The index for general business activity in February increased to minus 11.3 from minus 27.4 in January, still negative but much less so.

Perhaps most importantly, the new orders index—a key measure of demand—jumped 18 points to 5.2, its first positive reading since May 2022. The capacity and utilization indexes moved up sharply, exiting the contraction territory for the neutral zone.

We heard a similar tune last week when the S&P Global Purchasing Managers Index indicated that manufacturing activity across the country expanded, with factory output rising at the fastest rate in 10 months. This was the first time in three months that manufacturing and services expanded in harmony.

Knock, Knock: Housing Is Coming Back

The housing market, not to be upstaged, is putting on its own performance. New home sales, though not quite hitting the high notes some expected in January, have nonetheless strung together a couple of months of growth.
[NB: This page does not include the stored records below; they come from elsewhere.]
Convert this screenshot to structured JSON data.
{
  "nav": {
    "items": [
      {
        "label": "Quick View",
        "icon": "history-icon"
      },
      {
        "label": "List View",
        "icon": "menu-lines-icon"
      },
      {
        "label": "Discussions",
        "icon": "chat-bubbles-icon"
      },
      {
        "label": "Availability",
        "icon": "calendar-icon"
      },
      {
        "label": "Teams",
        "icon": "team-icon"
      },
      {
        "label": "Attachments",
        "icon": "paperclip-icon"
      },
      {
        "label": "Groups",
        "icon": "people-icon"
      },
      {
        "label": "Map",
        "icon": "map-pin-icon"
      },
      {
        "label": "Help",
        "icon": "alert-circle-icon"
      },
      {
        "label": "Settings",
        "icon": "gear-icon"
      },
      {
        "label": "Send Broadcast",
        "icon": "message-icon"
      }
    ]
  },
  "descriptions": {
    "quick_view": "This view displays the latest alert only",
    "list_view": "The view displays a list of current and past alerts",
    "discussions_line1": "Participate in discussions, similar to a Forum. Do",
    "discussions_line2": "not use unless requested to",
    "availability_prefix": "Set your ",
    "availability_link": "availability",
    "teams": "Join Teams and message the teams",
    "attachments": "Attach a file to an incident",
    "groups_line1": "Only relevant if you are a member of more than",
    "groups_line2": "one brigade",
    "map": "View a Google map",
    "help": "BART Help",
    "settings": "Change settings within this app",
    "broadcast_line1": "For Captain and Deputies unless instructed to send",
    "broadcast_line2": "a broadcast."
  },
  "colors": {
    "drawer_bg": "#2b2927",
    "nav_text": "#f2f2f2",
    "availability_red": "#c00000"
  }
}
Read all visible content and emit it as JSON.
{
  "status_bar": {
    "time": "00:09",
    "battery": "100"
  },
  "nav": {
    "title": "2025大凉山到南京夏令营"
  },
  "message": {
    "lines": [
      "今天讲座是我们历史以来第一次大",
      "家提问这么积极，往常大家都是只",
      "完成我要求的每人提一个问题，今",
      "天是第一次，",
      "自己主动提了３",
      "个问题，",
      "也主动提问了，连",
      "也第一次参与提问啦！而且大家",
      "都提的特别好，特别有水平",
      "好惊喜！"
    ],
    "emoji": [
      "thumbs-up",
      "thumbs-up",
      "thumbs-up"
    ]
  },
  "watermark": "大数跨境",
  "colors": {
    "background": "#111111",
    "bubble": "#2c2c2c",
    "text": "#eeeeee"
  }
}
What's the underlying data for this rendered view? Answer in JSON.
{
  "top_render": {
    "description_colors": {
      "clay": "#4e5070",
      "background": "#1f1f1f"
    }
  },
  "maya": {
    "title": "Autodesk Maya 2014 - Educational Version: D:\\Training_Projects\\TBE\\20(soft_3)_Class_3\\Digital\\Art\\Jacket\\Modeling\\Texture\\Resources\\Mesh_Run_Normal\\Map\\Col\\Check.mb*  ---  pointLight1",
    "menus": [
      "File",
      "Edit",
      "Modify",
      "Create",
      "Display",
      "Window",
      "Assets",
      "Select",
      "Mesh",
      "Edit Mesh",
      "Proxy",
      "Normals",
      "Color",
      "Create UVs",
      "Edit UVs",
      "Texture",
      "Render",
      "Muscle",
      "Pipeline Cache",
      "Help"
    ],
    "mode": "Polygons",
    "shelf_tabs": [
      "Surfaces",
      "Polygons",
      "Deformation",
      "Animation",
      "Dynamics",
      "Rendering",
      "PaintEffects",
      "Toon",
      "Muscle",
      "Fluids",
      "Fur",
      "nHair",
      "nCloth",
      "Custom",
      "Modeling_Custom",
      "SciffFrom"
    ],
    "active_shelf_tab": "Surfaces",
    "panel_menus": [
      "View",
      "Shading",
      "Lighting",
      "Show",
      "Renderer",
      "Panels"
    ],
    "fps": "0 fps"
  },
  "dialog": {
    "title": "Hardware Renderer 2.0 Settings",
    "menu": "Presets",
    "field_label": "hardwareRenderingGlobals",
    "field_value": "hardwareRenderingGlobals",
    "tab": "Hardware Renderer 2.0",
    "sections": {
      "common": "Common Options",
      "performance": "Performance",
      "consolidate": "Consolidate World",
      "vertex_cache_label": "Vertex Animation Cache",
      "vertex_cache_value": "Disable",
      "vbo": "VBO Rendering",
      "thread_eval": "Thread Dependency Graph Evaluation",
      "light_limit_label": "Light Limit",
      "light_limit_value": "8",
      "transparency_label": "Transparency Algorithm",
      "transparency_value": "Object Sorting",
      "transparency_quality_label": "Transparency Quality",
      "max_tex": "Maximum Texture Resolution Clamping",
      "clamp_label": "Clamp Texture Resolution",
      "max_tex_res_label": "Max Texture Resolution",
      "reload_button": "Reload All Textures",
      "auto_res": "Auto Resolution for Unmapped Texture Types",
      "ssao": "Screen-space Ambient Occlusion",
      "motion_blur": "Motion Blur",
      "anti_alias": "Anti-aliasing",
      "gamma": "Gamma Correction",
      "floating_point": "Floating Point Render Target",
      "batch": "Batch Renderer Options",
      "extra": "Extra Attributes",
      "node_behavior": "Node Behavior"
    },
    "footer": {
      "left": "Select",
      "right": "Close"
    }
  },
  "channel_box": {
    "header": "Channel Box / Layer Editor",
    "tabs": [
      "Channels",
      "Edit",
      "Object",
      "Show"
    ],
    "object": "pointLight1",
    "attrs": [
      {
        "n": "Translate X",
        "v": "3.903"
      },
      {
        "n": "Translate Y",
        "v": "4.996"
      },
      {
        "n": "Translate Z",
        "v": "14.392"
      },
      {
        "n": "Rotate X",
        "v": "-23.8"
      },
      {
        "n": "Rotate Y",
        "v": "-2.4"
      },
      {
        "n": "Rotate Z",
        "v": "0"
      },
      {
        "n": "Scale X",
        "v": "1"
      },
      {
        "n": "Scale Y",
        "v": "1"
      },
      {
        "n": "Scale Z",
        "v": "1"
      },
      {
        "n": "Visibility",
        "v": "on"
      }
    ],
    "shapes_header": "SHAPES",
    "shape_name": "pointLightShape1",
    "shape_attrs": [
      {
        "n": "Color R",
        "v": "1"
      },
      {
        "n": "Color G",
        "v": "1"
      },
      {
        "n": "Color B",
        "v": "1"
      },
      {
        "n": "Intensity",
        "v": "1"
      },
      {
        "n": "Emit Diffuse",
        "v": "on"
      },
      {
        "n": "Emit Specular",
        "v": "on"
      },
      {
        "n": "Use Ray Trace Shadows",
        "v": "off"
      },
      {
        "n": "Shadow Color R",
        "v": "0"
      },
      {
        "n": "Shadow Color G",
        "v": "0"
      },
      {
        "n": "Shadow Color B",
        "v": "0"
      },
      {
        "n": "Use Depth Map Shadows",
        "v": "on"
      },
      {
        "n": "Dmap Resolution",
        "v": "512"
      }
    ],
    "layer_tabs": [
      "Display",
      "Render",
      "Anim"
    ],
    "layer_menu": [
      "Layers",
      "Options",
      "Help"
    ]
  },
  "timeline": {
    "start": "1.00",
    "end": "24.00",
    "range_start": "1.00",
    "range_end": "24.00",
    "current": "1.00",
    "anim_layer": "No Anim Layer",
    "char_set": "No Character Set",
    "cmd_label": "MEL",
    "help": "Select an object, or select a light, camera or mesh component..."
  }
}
And last week we learned that existing home sales came in higher than expected.

This suggests that the chorus of doom that’s been forecasting the economic hangover from last year’s interest rate hikes might need to tune their instruments. The current score being played by the nuts-and-bolts economy—manufacturing and construction—suggests that rather than tripping over the legacies of past hikes, we’re dancing past them. Maybe it’s the whispered promises of rate cuts that’s got the economy cutting a rug, or perhaps the economy’s just got rhythm.

(iStock/Getty Images)

The focus in the coming week will be on the Commerce Department’s report on the personal consumption expenditure price index for January. While the year-over-year metrics are expected to show a decline (thanks to the magic of base effects), the month-to-month numbers will most likely indicate that inflation is reaccelerating, following the choreography already set out by the producer price index and the consumer price index.

The Fed Question: More Than Just a Matter of Timing

The betting tables have seen some action, with odds for a June rate cut now looking less like a sure thing and more like a cautious wager. It seems Wall Street is growing increasingly skeptical about the timing of the Fed’s next move, shifting the bets further out on the calendar. The CME Group’s FedWatch tool currently doesn’t raise the odds of a cut above 90 percent until September, and it now indicates just three cuts this year with a longshot of a fourth cut.

The next move might not be to push back the timing but to cast doubt on the idea of the Fed cutting at all.

Lindsey Piegza of Stifel Nicolaus on Tuesday echoed the recent thoughts of Larry Summers, suggesting on Bloomberg TV that the Fed might have cause to raise rates this year. Like Summers and Breitbart Business Digest, Piegza is not saying that she thinks a hike is likely—just that it may be justified and is not as unlikely as the market thinks.

“At this point, I think the Fed is simply more likely to remain on the sidelines, keeping rates higher for longer rather than re-engaging in further rate hikes,” Piegza said. “But again I’m not convinced that this is the right level for the Fed funds rate in order to get us back, to ensure that we get back to price stability.”

Last year was the year of the missing recession. This year might be the year of the missing rate cuts.